BENEFIT: Tonight's performance is a benefit for the Alachua County Education Association

McShane

'The American dream of public education has turned into a nightmare."

That's not the kind of thing you expect to hear from the Westwood Middle School Teacher of the Year. But for Shamrock McShane, part of being a teacher is to expose ignorance.

And with his new play "The Votive Pit," he hopes to open a window into what he calls the "trench we have dug and into which we now pour the blood of our kids."

McShane, 53, has been teaching language arts at Westwood since the early '90s and has taught at just about every academic level during his career. Six years ago, he began work on a script that would incorporate his experiences from his 18 years of teaching and the many characters he's met along the way.

The result is "Pit," a darkly humorous drama that portrays the school year's final 13 hours at the fictional Odyssey Middle School. The play begins its run with a benefit performance for the Alachua County Education Association tonight at the Acrosstown Repertory Theatre.

"You are going to get an idea of what it's like to be locked in a room with 35 eighth-graders, when you are expected to teach them," says McShane, who has written and performed in numerous plays in Gainesville. "It's a coup de theatre. We're using just about every element of drama to create something for an audience that's going to have an impact on their life."

That includes taking the audience to school, literally. Director William Eyerly, himself a local teacher, tears down the "fourth wall" to give the production an interactive element.

"I really wanted the audience to be right in the school," he says. "They walk in the door and sit down, and they're students. They're in the midst of the play. The audience is part of it. They're in the world of Odyssey Middle School, so they may be reliving some middle-school experiences themselves."

Some audience members may even be sent to "the office."

McShane takes what's ostensibly the lead role in the play, though he says "Pit" is definitely an ensemble piece filled with juicy parts. The cast includes a number of veteran Gainesville actors, including three with actual classroom experience. And Julie Tidwell, who plays detached administrator Wendy, actually was taught by both McShane and cast member Dirk Drake at Westwood.

The play carries an R-rating for "its mature treatment of school violence, high-stakes testing, academic freedom and prayer in school." But McShane, who goes by Tim in his academic life, says he's not too concerned about potential backlash.

"Ironically, I think that the reason my colleagues chose me as Teacher of the Year is that they believe that I would stand up and say things," he says. "And, no, I don't think that I should get in any trouble because, as a teacher, we battle ignorance. So if you're going to expect teachers to just sit idly by when they see things that are patently stupid, then they're not really doing their job."

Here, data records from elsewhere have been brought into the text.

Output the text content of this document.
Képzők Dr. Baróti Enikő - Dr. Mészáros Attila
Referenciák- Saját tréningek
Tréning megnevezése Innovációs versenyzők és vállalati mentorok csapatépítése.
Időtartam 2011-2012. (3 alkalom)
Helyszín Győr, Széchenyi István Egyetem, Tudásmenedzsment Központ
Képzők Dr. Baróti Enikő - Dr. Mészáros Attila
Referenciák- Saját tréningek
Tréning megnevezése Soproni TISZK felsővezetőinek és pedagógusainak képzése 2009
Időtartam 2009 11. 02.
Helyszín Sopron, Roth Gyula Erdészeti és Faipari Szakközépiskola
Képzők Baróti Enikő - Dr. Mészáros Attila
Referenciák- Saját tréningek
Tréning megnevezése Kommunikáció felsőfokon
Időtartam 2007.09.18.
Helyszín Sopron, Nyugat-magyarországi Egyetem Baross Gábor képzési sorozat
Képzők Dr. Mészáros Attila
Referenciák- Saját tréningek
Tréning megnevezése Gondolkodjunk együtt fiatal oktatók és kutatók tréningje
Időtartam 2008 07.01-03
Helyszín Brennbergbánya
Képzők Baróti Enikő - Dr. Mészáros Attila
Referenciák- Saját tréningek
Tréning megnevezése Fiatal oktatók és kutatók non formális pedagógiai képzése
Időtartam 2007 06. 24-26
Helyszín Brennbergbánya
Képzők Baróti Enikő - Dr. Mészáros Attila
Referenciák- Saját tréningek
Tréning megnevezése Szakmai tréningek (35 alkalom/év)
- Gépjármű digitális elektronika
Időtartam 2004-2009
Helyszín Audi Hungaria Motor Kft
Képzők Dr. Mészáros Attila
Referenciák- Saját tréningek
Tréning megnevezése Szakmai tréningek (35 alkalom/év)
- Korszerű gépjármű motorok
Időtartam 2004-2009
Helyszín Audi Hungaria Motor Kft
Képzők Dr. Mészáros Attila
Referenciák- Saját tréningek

McShane and his son, Michael, hope to begin shooting a big-screen version of "Pit" this summer. In the meantime, McShane emphasizes his work presents an exciting opportunity on the local theater scene - a fresh, original play. And Eyerly contends the reward will be a new outlook on education.

"The play really brings to life the frustration we feel in a way that the general public can understand," he says. "There is a lot of humor. We laugh in rehearsal so much, but the funny thing is you laugh, and then you think, this is true, and it's not funny."